Möglich wurde das Projekt durch das Förderprogramm „Digitalisierung kommunaler Verkehrssysteme“ des Bundesministeriums für Digitales und Verkehr (BMDV). Fünf der sechs RVK-Standorte werden mit geförderten Tablets ausgestattet, für einen weiteren Standort war eine Eigenfinanzierung erforderlich.

Die bislang übliche Fahrpersonalmappe, die mit Kursbüchern, Fahrplänen, dem persönlichen Kalender, Streckenkarten oder Informationen zu Umleitungen manchmal sehr schwer wog, kann ab sofort wegfallen. Auch der Wust an Aushängen, die auf den Betriebsstandorten vor Fahrtantritt gesichtet werden mussten, kann entfallen.

Die Projektgruppe zur Einführung der Tablet-Nutzung um Leiterin Jeanine Riehl ist gespannt: „Das Tablet für den Start zu konfigurieren war nicht leicht. Die Möglichkeiten, die sich bieten, sind so vielfältig, aber wir haben uns für einen Prozess des sukzessiven Aufbaus entschlossen, um den Fahrpersonalen einen leichten Übergang in das neue Medium zu ermöglichen.“ Außerdem sei eine Testphase erfolgt.

Bereits jetzt bietet „Heinzi“ den Busfahrern die aktuellen Dienstpläne, eine Kalenderfunktion, die sich mit dem persönlichen Kalender synchronisieren lässt, eine Fotokamera (relevant etwa bei Unfällen), den Zugang zu einem Formularmodul, Kurspläne, den Abruf von Fahrplänen und Zugang zum RVK-Intranet sowie zum Internet. Von großer Bedeutung sei aus RVK-Sicht auch das e-Learning, welches schon vor längerer Zeit eingeführt wurde, aber bislang nur freiwillig über private Endgeräte erfolgen konnte. „Eine Reihe von Applikationen werden im Laufe des kommenden Jahres ergänzt – zum Beispiel ein Messengerdienst“, kündigt die RVK an.

Insgesamt 700 „Heinzis“ sind nun mit den Fahrern unterwegs

Bei den fast 700 Tablets handelt es sich um iPads der neunten Generation mit 256 GB Speicher.

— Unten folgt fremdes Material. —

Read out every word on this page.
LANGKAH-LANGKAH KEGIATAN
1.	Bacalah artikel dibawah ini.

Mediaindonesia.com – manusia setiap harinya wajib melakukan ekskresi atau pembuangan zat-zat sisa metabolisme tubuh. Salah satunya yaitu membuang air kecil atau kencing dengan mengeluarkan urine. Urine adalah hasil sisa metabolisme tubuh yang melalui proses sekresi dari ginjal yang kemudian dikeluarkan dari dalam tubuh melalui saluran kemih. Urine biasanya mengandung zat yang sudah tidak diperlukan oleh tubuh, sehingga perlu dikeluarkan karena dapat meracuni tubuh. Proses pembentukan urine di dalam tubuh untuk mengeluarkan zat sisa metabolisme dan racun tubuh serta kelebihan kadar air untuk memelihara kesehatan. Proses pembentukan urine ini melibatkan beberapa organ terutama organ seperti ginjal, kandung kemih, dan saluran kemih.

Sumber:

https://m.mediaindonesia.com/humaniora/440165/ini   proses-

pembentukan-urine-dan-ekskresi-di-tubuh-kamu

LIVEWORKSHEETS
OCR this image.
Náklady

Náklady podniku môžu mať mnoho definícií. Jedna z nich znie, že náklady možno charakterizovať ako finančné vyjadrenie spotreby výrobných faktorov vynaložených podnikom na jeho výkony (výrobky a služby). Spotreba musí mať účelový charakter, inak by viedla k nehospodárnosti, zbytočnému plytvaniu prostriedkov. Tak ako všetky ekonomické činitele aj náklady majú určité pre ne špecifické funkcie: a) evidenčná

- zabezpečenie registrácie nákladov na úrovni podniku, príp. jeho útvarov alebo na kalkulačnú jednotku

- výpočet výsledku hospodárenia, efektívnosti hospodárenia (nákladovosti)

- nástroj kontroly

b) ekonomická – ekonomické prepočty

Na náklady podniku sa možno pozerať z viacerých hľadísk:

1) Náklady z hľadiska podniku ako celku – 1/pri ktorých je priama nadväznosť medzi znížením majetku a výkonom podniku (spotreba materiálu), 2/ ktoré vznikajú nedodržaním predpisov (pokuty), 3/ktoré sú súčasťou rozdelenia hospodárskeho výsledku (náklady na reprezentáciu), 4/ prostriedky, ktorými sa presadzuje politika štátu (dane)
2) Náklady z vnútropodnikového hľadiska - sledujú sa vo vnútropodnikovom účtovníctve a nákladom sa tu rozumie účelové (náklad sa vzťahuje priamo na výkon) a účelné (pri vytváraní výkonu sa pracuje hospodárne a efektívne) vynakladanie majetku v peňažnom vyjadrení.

Sie sind WLAN-fähig und verfügen über eine SIM-Karte mit fünf Gigabyte. Die permanente Verbindung über das Mobilfunknetz soll so gegeben sein. Mit Einführung von „Heinzi“ wurden auch Betriebsvereinbarungen an das Fahrpersonal herausgegeben. Die Tablets dürfen demnach während der Fahrt nicht bedient werden. Sie werden während der Fahrt über eine gesicherte Halterung mit Ladefunktion mitgeführt. Eine private Nutzung der Geräte ist gestattet.

Im vergangenen Jahr gab es einen Regionalverkehr Köln internen Namenswettbewerb, bei dem schließlich das „Heinzelmännchen“ aus der Kölner Geschichte siegte. Daraus entstand am Ende der Kurzname „Heinzi“.